The so-called "super-material" is the latest addition to metamaterials—a new class of finely-engineered surfaces that can be used to manipulate our physical reality. These materials have already shown remarkable results with light manipulation, allowing scientists to create a real-life version of an invisibility cloak that captures lightwaves, for example.

This time, the Sussex and Bristol team have shown that metamaterials also work with sound waves, which could transform medical imaging and personal audio.

“Our metamaterial bricks can be 3D printed and then assembled together to form any sound field you can imagine. We also showed how this can be achieved with only a small number of different bricks. You can think of a box of our metamaterial bricks as a do-it-yourself acoustics kit," said Dr. Gianluca Memoli, from the Interact Lab at the University of Sussex who led the study."

Finely shaped sound fields are used in medical imaging and therapy as well as in a wide range of consumer products such as audio spotlights and ultrasonic haptics. The research, published in Nature Communications, shows a simple and cheap way of creating these shaped sound waves using acoustic metamaterials.

The collaborative research team assembled a metamaterial layer out of lots of small bricks that each coil up space. The space coiling bricks act to slow down the sound meaning that incoming sound waves can be transformed into any required sound field.

The new metamaterial layers could be used in many applications. Large versions could be used to direct or focus sound to a particular location and form an audio hotspot. Much smaller versions could be used to focus high intensity ultrasound to destroy tumours deep within the body. Here, a metamaterial layer could be tailor-made to fit the body of a patient and tuned to focus the ultrasound waves where they are needed most. In both cases the layer could be fitted to existing loudspeaker technology and be made rapidly and cheaply.

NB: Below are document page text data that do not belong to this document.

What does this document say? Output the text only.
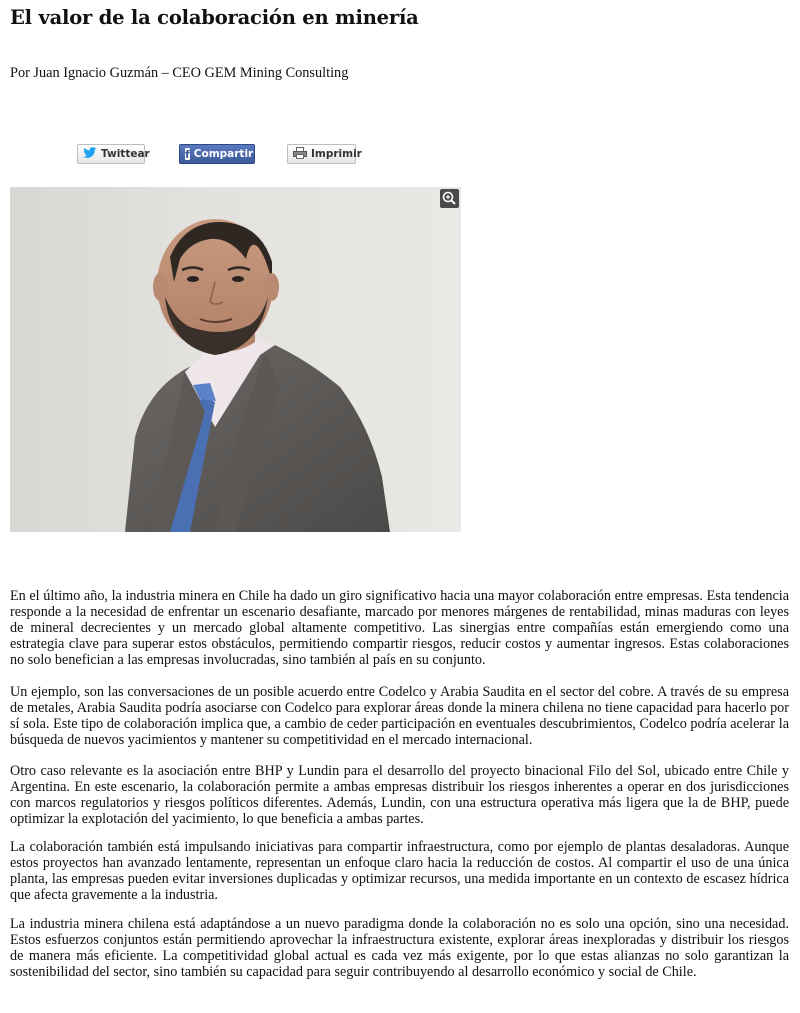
El valor de la colaboración en minería
Por Juan Ignacio Guzmán – CEO GEM Mining Consulting
Twittear	f Compartir	Imprimir

En el último año, la industria minera en Chile ha dado un giro significativo hacia una mayor colaboración entre empresas. Esta tendencia responde a la necesidad de enfrentar un escenario desafiante, marcado por menores márgenes de rentabilidad, minas maduras con leyes de mineral decrecientes y un mercado global altamente competitivo. Las sinergias entre compañías están emergiendo como una estrategia clave para superar estos obstáculos, permitiendo compartir riesgos, reducir costos y aumentar ingresos. Estas colaboraciones no solo benefician a las empresas involucradas, sino también al país en su conjunto.

Un ejemplo, son las conversaciones de un posible acuerdo entre Codelco y Arabia Saudita en el sector del cobre. A través de su empresa de metales, Arabia Saudita podría asociarse con Codelco para explorar áreas donde la minera chilena no tiene capacidad para hacerlo por sí sola. Este tipo de colaboración implica que, a cambio de ceder participación en eventuales descubrimientos, Codelco podría acelerar la búsqueda de nuevos yacimientos y mantener su competitividad en el mercado internacional.

Otro caso relevante es la asociación entre BHP y Lundin para el desarrollo del proyecto binacional Filo del Sol, ubicado entre Chile y Argentina. En este escenario, la colaboración permite a ambas empresas distribuir los riesgos inherentes a operar en dos jurisdicciones con marcos regulatorios y riesgos políticos diferentes. Además, Lundin, con una estructura operativa más ligera que la de BHP, puede optimizar la explotación del yacimiento, lo que beneficia a ambas partes.

La colaboración también está impulsando iniciativas para compartir infraestructura, como por ejemplo de plantas desaladoras. Aunque estos proyectos han avanzado lentamente, representan un enfoque claro hacia la reducción de costos. Al compartir el uso de una única planta, las empresas pueden evitar inversiones duplicadas y optimizar recursos, una medida importante en un contexto de escasez hídrica que afecta gravemente a la industria.

La industria minera chilena está adaptándose a un nuevo paradigma donde la colaboración no es solo una opción, sino una necesidad. Estos esfuerzos conjuntos están permitiendo aprovechar la infraestructura existente, explorar áreas inexploradas y distribuir los riesgos de manera más eficiente. La competitividad global actual es cada vez más exigente, por lo que estas alianzas no solo garantizan la sostenibilidad del sector, sino también su capacidad para seguir contribuyendo al desarrollo económico y social de Chile.
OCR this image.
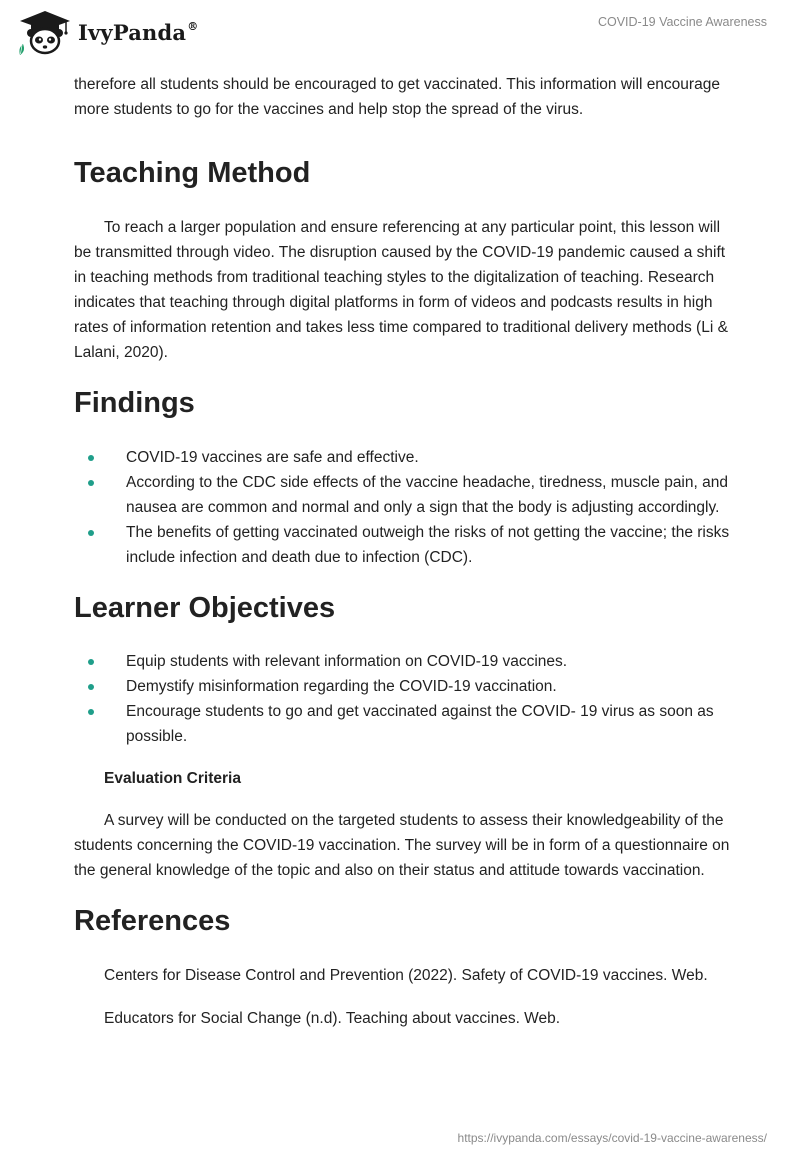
IvyPanda®	COVID-19 Vaccine Awareness

therefore all students should be encouraged to get vaccinated. This information will encourage more students to go for the vaccines and help stop the spread of the virus.

Teaching Method

To reach a larger population and ensure referencing at any particular point, this lesson will be transmitted through video. The disruption caused by the COVID-19 pandemic caused a shift in teaching methods from traditional teaching styles to the digitalization of teaching. Research indicates that teaching through digital platforms in form of videos and podcasts results in high rates of information retention and takes less time compared to traditional delivery methods (Li & Lalani, 2020).

Findings
COVID-19 vaccines are safe and effective.
According to the CDC side effects of the vaccine headache, tiredness, muscle pain, and nausea are common and normal and only a sign that the body is adjusting accordingly.
The benefits of getting vaccinated outweigh the risks of not getting the vaccine; the risks include infection and death due to infection (CDC).
Learner Objectives
Equip students with relevant information on COVID-19 vaccines.
Demystify misinformation regarding the COVID-19 vaccination.
Encourage students to go and get vaccinated against the COVID- 19 virus as soon as possible.
Evaluation Criteria

A survey will be conducted on the targeted students to assess their knowledgeability of the students concerning the COVID-19 vaccination. The survey will be in form of a questionnaire on the general knowledge of the topic and also on their status and attitude towards vaccination.

References

Centers for Disease Control and Prevention (2022). Safety of COVID-19 vaccines. Web.

Educators for Social Change (n.d). Teaching about vaccines. Web.

https://ivypanda.com/essays/covid-19-vaccine-awareness/
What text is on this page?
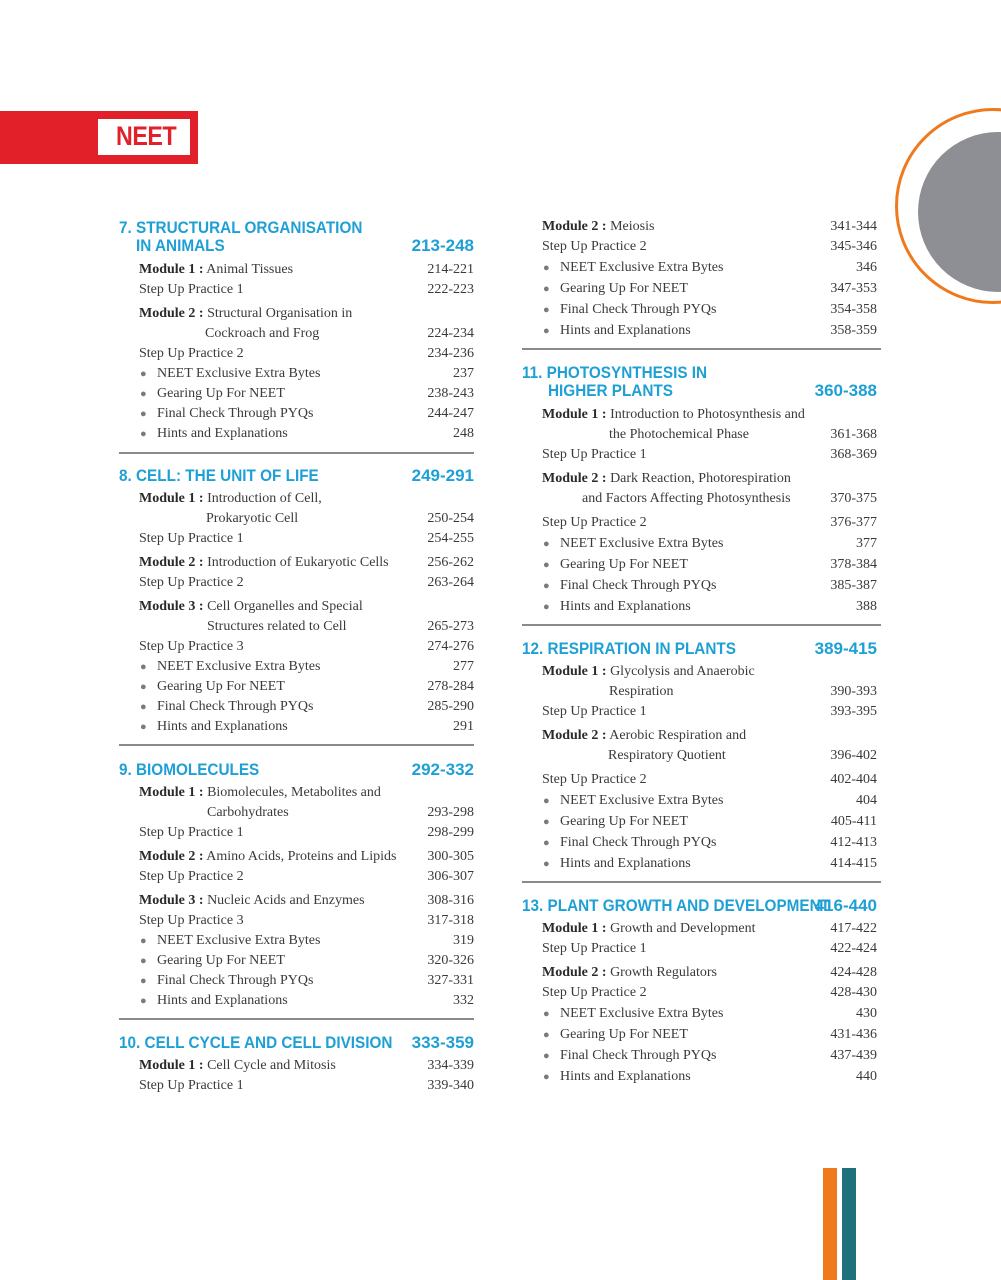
NEET
7. STRUCTURAL ORGANISATION
IN ANIMALS	213-248
Module 1 : Animal Tissues	214-221
Step Up Practice 1	222-223
Module 2 : Structural Organisation in
Cockroach and Frog	224-234
Step Up Practice 2	234-236
● NEET Exclusive Extra Bytes	237
● Gearing Up For NEET	238-243
● Final Check Through PYQs	244-247
● Hints and Explanations	248
8. CELL: THE UNIT OF LIFE	249-291
Module 1 : Introduction of Cell,
Prokaryotic Cell	250-254
Step Up Practice 1	254-255
Module 2 : Introduction of Eukaryotic Cells	256-262
Step Up Practice 2	263-264
Module 3 : Cell Organelles and Special
Structures related to Cell	265-273
Step Up Practice 3	274-276
● NEET Exclusive Extra Bytes	277
● Gearing Up For NEET	278-284
● Final Check Through PYQs	285-290
● Hints and Explanations	291
9. BIOMOLECULES	292-332
Module 1 : Biomolecules, Metabolites and
Carbohydrates	293-298
Step Up Practice 1	298-299
Module 2 : Amino Acids, Proteins and Lipids 300-305
Step Up Practice 2	306-307
Module 3 : Nucleic Acids and Enzymes	308-316
Step Up Practice 3	317-318
● NEET Exclusive Extra Bytes	319
● Gearing Up For NEET	320-326
● Final Check Through PYQs	327-331
● Hints and Explanations	332
10. CELL CYCLE AND CELL DIVISION 333-359
Module 1 : Cell Cycle and Mitosis	334-339
Step Up Practice 1	339-340
Module 2 : Meiosis	341-344
Step Up Practice 2	345-346
● NEET Exclusive Extra Bytes	346
● Gearing Up For NEET	347-353
● Final Check Through PYQs	354-358
● Hints and Explanations	358-359
11. PHOTOSYNTHESIS IN
HIGHER PLANTS	360-388
Module 1 : Introduction to Photosynthesis and
the Photochemical Phase	361-368
Step Up Practice 1	368-369
Module 2 : Dark Reaction, Photorespiration
and Factors Affecting Photosynthesis	370-375
Step Up Practice 2	376-377
● NEET Exclusive Extra Bytes	377
● Gearing Up For NEET	378-384
● Final Check Through PYQs	385-387
● Hints and Explanations	388
12. RESPIRATION IN PLANTS	389-415
Module 1 : Glycolysis and Anaerobic
Respiration	390-393
Step Up Practice 1	393-395
Module 2 : Aerobic Respiration and
Respiratory Quotient	396-402
Step Up Practice 2	402-404
● NEET Exclusive Extra Bytes	404
● Gearing Up For NEET	405-411
● Final Check Through PYQs	412-413
● Hints and Explanations	414-415
13. PLANT GROWTH AND DEVELOPMENT
416-440
Module 1 : Growth and Development	417-422
Step Up Practice 1	422-424
Module 2 : Growth Regulators	424-428
Step Up Practice 2	428-430
● NEET Exclusive Extra Bytes	430
● Gearing Up For NEET	431-436
● Final Check Through PYQs	437-439
● Hints and Explanations	440
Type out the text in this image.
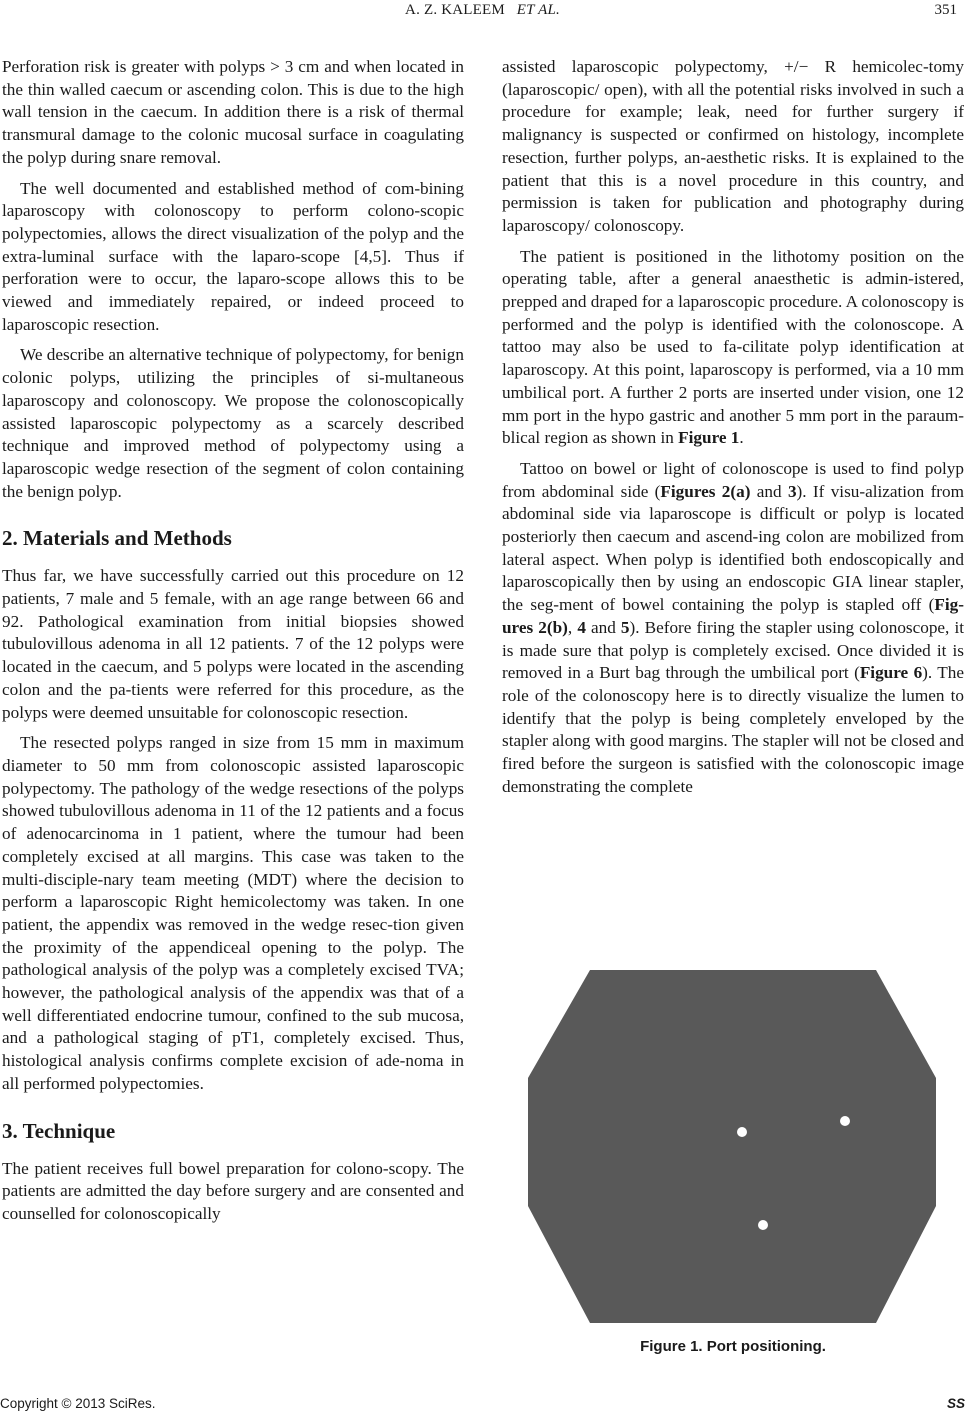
A. Z. KALEEM ET AL.	351

Perforation risk is greater with polyps > 3 cm and when located in the thin walled caecum or ascending colon. This is due to the high wall tension in the caecum. In addition there is a risk of thermal transmural damage to the colonic mucosal surface in coagulating the polyp during snare removal.

The well documented and established method of com-bining laparoscopy with colonoscopy to perform colono-scopic polypectomies, allows the direct visualization of the polyp and the extra-luminal surface with the laparo-scope [4,5]. Thus if perforation were to occur, the laparo-scope allows this to be viewed and immediately repaired, or indeed proceed to laparoscopic resection.

We describe an alternative technique of polypectomy, for benign colonic polyps, utilizing the principles of si-multaneous laparoscopy and colonoscopy. We propose the colonoscopically assisted laparoscopic polypectomy as a scarcely described technique and improved method of polypectomy using a laparoscopic wedge resection of the segment of colon containing the benign polyp.

2. Materials and Methods

Thus far, we have successfully carried out this procedure on 12 patients, 7 male and 5 female, with an age range between 66 and 92. Pathological examination from initial biopsies showed tubulovillous adenoma in all 12 patients. 7 of the 12 polyps were located in the caecum, and 5 polyps were located in the ascending colon and the pa-tients were referred for this procedure, as the polyps were deemed unsuitable for colonoscopic resection.

The resected polyps ranged in size from 15 mm in maximum diameter to 50 mm from colonoscopic assisted laparoscopic polypectomy. The pathology of the wedge resections of the polyps showed tubulovillous adenoma in 11 of the 12 patients and a focus of adenocarcinoma in 1 patient, where the tumour had been completely excised at all margins. This case was taken to the multi-disciple-nary team meeting (MDT) where the decision to perform a laparoscopic Right hemicolectomy was taken. In one patient, the appendix was removed in the wedge resec-tion given the proximity of the appendiceal opening to the polyp. The pathological analysis of the polyp was a completely excised TVA; however, the pathological analysis of the appendix was that of a well differentiated endocrine tumour, confined to the sub mucosa, and a pathological staging of pT1, completely excised. Thus, histological analysis confirms complete excision of ade-noma in all performed polypectomies.

3. Technique

The patient receives full bowel preparation for colono-scopy. The patients are admitted the day before surgery and are consented and counselled for colonoscopically

assisted laparoscopic polypectomy, +/− R hemicolec-tomy (laparoscopic/ open), with all the potential risks involved in such a procedure for example; leak, need for further surgery if malignancy is suspected or confirmed on histology, incomplete resection, further polyps, an-aesthetic risks. It is explained to the patient that this is a novel procedure in this country, and permission is taken for publication and photography during laparoscopy/ colonoscopy.

The patient is positioned in the lithotomy position on the operating table, after a general anaesthetic is admin-istered, prepped and draped for a laparoscopic procedure. A colonoscopy is performed and the polyp is identified with the colonoscope. A tattoo may also be used to fa-cilitate polyp identification at laparoscopy. At this point, laparoscopy is performed, via a 10 mm umbilical port. A further 2 ports are inserted under vision, one 12 mm port in the hypo gastric and another 5 mm port in the paraum-blical region as shown in Figure 1.

Tattoo on bowel or light of colonoscope is used to find polyp from abdominal side (Figures 2(a) and 3). If visu-alization from abdominal side via laparoscope is difficult or polyp is located posteriorly then caecum and ascend-ing colon are mobilized from lateral aspect. When polyp is identified both endoscopically and laparoscopically then by using an endoscopic GIA linear stapler, the seg-ment of bowel containing the polyp is stapled off (Fig-ures 2(b), 4 and 5). Before firing the stapler using colonoscope, it is made sure that polyp is completely excised. Once divided it is removed in a Burt bag through the umbilical port (Figure 6). The role of the colonoscopy here is to directly visualize the lumen to identify that the polyp is being completely enveloped by the stapler along with good margins. The stapler will not be closed and fired before the surgeon is satisfied with the colonoscopic image demonstrating the complete

Figure 1. Port positioning.
Copyright © 2013 SciRes.	SS
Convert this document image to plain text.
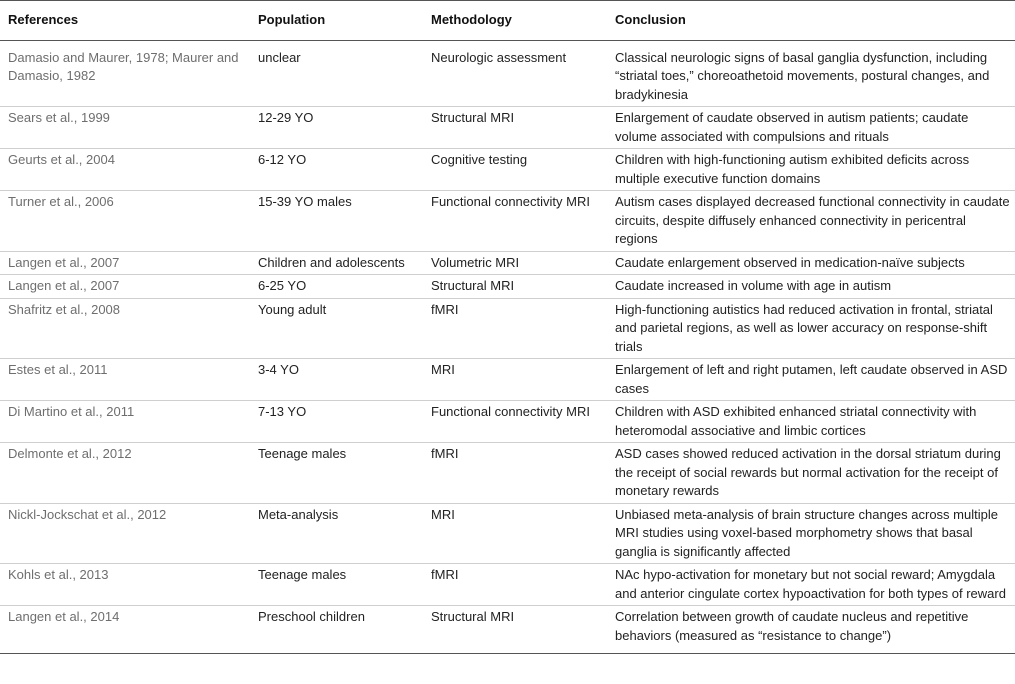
References	Population	Methodology	Conclusion
Damasio and Maurer, 1978; Maurer and Damasio, 1982	unclear	Neurologic assessment	Classical neurologic signs of basal ganglia dysfunction, including “striatal toes,” choreoathetoid movements, postural changes, and bradykinesia
Sears et al., 1999	12-29 YO	Structural MRI	Enlargement of caudate observed in autism patients; caudate volume associated with compulsions and rituals
Geurts et al., 2004	6-12 YO	Cognitive testing	Children with high-functioning autism exhibited deficits across multiple executive function domains
Turner et al., 2006	15-39 YO males	Functional connectivity MRI	Autism cases displayed decreased functional connectivity in caudate circuits, despite diffusely enhanced connectivity in pericentral regions
Langen et al., 2007	Children and adolescents	Volumetric MRI	Caudate enlargement observed in medication-naïve subjects
Langen et al., 2007	6-25 YO	Structural MRI	Caudate increased in volume with age in autism
Shafritz et al., 2008	Young adult	fMRI	High-functioning autistics had reduced activation in frontal, striatal and parietal regions, as well as lower accuracy on response-shift trials
Estes et al., 2011	3-4 YO	MRI	Enlargement of left and right putamen, left caudate observed in ASD cases
Di Martino et al., 2011	7-13 YO	Functional connectivity MRI	Children with ASD exhibited enhanced striatal connectivity with heteromodal associative and limbic cortices
Delmonte et al., 2012	Teenage males	fMRI	ASD cases showed reduced activation in the dorsal striatum during the receipt of social rewards but normal activation for the receipt of monetary rewards
Nickl-Jockschat et al., 2012	Meta-analysis	MRI	Unbiased meta-analysis of brain structure changes across multiple MRI studies using voxel-based morphometry shows that basal ganglia is significantly affected
Kohls et al., 2013	Teenage males	fMRI	NAc hypo-activation for monetary but not social reward; Amygdala and anterior cingulate cortex hypoactivation for both types of reward
Langen et al., 2014	Preschool children	Structural MRI	Correlation between growth of caudate nucleus and repetitive behaviors (measured as “resistance to change”)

“We want to create acoustic devices that manipulate sound with the same ease and flexibility with which LCDs and projectors do to light. Our research opens the door to new acoustic devices combining diffraction, scattering and refraction, and enables the future development of fully digital spatial sound modulators, which can be controlled in real time with minimal resources," said Professor Sriram Subramanian, head of the Interact Lab at the University of Sussex.